How my international experience has affected my world view
I packed my bags with a mixture of nervousness, curiosity, and excitement. In a few hours, I would be leaving home – my sanctuary, and traveling hundreds of miles overseas to pursue higher education in the United States of America. I was not sure what to expect from this experience. Growing up in Ethiopia and Ghana for the last eighteen years, I was used to the customs and cultures I was surrounded by; indeed, that was all I had ever known. That was almost five years ago, and since then much has changed. My cross-cultural experience has created a new awareness, appreciation, and changed me and my world view for the better.
Arriving in the United States, I experienced a huge culture shock. I completed the first year of my undergraduate year in the small and mostly college town of Waverly, Iowa which was characterized by cornfields and smiling faces. I not only had to adjust to college life, but I had to become accustomed to a completely different atmosphere as well. This taught me the importance of stepping out of one’s comfort zone. In order to develop our growth and potential as individuals, we must be willing to embrace opportunities, albeit foreign ones, and prepare to adapt and adjust to new situations and circumstances. Getting to know people from various backgrounds and interacting with them on a daily basis gave me renewed confidence, won me new friends, but more importantly, gave me an appreciation and tolerance for diversity and various perspectives.
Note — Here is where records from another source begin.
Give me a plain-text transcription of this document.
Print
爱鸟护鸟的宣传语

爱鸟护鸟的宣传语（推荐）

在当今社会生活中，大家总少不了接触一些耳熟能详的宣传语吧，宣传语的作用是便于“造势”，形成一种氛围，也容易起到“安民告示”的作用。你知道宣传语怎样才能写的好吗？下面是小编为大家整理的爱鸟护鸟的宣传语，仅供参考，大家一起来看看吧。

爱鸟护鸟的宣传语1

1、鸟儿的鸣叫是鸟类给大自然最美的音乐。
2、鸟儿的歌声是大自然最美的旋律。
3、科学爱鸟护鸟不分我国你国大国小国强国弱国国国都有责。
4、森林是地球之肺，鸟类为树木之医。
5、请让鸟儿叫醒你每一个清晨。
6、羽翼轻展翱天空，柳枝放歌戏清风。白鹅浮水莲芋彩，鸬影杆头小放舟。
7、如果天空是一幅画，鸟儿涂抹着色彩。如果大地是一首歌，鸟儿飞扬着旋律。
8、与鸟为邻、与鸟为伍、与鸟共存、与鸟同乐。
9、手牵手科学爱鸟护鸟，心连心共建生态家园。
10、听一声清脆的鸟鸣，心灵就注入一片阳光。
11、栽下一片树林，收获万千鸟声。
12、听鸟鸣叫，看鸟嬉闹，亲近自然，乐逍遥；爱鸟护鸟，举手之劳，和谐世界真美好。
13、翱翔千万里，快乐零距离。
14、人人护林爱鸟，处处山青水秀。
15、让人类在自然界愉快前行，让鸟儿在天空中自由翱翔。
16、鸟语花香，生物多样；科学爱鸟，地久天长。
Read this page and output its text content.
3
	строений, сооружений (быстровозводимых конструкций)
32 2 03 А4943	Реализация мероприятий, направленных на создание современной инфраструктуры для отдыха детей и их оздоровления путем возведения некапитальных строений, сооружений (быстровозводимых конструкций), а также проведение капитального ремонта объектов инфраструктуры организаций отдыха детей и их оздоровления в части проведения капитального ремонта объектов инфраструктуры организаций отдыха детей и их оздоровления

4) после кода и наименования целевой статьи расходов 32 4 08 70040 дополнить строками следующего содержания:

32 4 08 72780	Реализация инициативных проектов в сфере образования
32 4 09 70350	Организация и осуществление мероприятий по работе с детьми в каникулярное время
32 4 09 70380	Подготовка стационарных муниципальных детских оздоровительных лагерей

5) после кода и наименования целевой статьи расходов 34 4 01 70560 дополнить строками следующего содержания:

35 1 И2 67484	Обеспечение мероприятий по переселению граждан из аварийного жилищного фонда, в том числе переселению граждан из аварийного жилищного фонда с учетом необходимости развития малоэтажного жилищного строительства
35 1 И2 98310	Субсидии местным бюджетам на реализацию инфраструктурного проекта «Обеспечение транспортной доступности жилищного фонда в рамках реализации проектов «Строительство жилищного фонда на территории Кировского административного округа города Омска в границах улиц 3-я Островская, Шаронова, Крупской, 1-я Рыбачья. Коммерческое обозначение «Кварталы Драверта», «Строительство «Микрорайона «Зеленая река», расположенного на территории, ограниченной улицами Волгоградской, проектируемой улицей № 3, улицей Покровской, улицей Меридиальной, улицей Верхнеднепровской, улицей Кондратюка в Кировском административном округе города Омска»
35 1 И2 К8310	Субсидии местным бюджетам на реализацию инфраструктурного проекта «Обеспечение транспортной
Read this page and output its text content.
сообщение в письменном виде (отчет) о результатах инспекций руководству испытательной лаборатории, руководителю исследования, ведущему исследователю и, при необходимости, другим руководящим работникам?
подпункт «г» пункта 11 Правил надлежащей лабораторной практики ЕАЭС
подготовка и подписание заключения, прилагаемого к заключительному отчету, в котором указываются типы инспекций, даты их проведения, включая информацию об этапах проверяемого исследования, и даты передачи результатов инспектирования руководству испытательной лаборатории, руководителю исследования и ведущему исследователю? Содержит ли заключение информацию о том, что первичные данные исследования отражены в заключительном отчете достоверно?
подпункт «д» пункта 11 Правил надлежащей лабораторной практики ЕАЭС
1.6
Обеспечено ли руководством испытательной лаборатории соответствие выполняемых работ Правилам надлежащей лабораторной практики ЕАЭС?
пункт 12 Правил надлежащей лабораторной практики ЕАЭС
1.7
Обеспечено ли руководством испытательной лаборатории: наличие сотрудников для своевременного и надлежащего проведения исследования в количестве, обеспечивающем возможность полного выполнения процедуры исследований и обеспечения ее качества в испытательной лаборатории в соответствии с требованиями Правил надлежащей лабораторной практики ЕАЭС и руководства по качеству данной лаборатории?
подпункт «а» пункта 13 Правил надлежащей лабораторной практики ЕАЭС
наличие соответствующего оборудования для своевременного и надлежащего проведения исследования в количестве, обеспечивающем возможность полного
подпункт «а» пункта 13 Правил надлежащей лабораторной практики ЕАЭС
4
My world view has undoubtedly broadened. I learned a lot from other students who had experiences and backgrounds that were different from mine. I became acclimated to life in the United States, and as I traveled around the nation I discovered that different parts hosted a variety of cultures. My peers and professors constantly asked me lots of questions about my home country, my views and my own experiences. I grew to enjoy contributing and sharing my ideas since they were so different from the norm; this is precisely why I felt obliged to reveal them. Not only was I able to listen to and learn from others, but I was also able to develop a role for myself by contributing to this cross-cultural experience. I also developed a penchant for languages when I realized the power they have in forming bonds and traversing cultural boundaries. When you take the time to greet an individual in his or her language, or even laugh over attempts at pronouncing certain phrases, it warms the soul and creates a connection that may otherwise have not occurred. The United States is unique in that it draws people from all over the world. By virtue of my being here, I have not only had the pleasure of interacting with Americans, but meeting and sharing my story with people from all over the globe and all walks of life, and listening to theirs in return.
This cross-cultural experience has led me to realize that despite the diverse cultures, ethnicities, traditions and habits that distinguish us, we all still have a shared humanity. During the course of my time here in the United States, I have witnessed people expressing the same emotions, sharing tears, discussing passions, revealing concerns, and comforting each other over fears. As human beings we are so used to categorizing each other that we often tend to focus on what distinguishes us from the next person, be it ethnicity, socio-economic status, sex, age, or a host of other traits. What we fail to realize is that at the end of the day, we are more alike than different. Education is not just confined to the classroom; through this cross-cultural experience I have learned more lessons about myself and others than I would have ever been exposed to through the pages of a textbook.
I have learned new ideas, questioned old ones, and challenged my mindset. Without an education – both in and out of the classroom, I would not have had this opportunity for personal growth. As such, I would like to ensure that others too can share in this same experience and broaden their views and mindsets as well. Last fall, I launched an advocacy group by the name of Operation FABB (Futures Are Being Built). The purpose of the group is to recruit other young women who have also had international experiences to help empower young girls from developing countries to discover their true potential, by sponsoring their education. My cross-cultural experience has helped me realize that perhaps if more people were also given the chance to experience one, then perhaps we as a global community would gain knowledge, cultivate a passion for people different from ourselves, embrace new opportunities, step outside of our comfort zones, and practice tolerance. I am grateful to have learned to look into the eyes of others and appreciate their story.